Sur la régularité du jugement :
2. D'une part, il résulte de l'instruction que la société Novella a demandé au tribunal d'arrêter le décompte général et définitif à la somme de 262 284 942 francs CFP alors que la commune de Lifou l'estimait à la somme de 262 284 943 francs CFP. Si la commune de Lifou n'a pas expressément présenté de conclusions en ce sens, la fixation du montant du décompte général et définitif était nécessaire à la détermination du solde à régler et de la personne responsable du paiement de ce solde. Par suite, le Tribunal administratif de Nouvelle-Calédonie a pu, sans statuer ultra petita, arrêter le montant du décompte général et définitif à la somme de 262 284 943 francs CFP.
3. D'autre part, le jugement attaqué n'ayant pas rejeté les conclusions de la société Novella pour irrecevabilité, ainsi que le sollicitait la commune de Lifou à titre principal, le tribunal administratif de Nouvelle-Calédonie était tenu de se prononcer sur les conclusions présentées à titre subsidiaire par la commune de Lifou et par suite, sur ses conclusions tendant à la condamnation de la société Novella. En accueillant ces conclusions, le Tribunal administratif de Nouvelle-Calédonie n'a pas statué ultra petita.
4. Dans ces conditions, le moyen tiré de l'irrégularité du jugement attaqué doit être écarté.

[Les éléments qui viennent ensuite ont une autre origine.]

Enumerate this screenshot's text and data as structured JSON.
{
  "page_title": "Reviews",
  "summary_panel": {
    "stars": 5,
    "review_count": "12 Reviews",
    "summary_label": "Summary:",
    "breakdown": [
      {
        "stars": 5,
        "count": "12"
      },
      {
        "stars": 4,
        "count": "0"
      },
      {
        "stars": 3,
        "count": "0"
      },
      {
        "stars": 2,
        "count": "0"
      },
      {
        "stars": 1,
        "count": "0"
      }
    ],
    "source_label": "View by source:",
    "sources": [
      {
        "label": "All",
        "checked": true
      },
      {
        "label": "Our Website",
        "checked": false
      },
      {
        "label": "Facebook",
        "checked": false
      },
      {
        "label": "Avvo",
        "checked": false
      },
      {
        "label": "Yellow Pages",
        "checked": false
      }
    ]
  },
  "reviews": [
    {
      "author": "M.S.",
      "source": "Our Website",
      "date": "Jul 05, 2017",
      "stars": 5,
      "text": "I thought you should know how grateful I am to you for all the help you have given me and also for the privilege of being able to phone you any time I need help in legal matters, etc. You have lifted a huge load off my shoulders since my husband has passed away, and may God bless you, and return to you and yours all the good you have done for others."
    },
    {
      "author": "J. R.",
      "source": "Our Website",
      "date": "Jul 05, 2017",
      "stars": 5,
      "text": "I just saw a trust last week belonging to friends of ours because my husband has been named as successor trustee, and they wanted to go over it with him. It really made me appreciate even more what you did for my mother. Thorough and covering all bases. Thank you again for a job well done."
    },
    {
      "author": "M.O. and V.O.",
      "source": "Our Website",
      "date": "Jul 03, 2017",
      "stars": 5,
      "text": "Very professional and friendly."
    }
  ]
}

Sur le bien-fondé du jugement :
En ce qui concerne la recevabilité de la demande de la société Novella :
5. Aux termes de l'article 13.44 du cahier des clauses administratives générales applicables aux marchés publics de travaux susvisé : " Si la signature du décompte général est refusée ou donnée avec réserves, les motifs de ce refus ou de ces réserves doivent être exposés par l'entrepreneur dans un mémoire de réclamation qui précise le montant des sommes dont il revendique le paiement et qui fournit les justifications nécessaires en reprenant, sous peine de forclusion, les réclamations déjà formulées antérieurement et qui n'ont pas fait l'objet d'un règlement définitif ; ce mémoire doit être remis au maître d'oeuvre dans le délai indiqué au premier alinéa du présent article. Le règlement du différend intervient alors suivant les modalités indiquées à l'article 50. " Aux termes de l'article 49.32 du même texte : " Si, dans le délai de six mois à partir de la notification à l'entrepreneur de la décision prise conformément au 23 du présent article sur les réclamations auxquelles a donné lieu le décompte général du marché, l'entrepreneur n'a pas porté ses réclamations devant le tribunal administratif compétent, il est considéré comme ayant accepté ladite décision et toute réclamation est irrecevable. ".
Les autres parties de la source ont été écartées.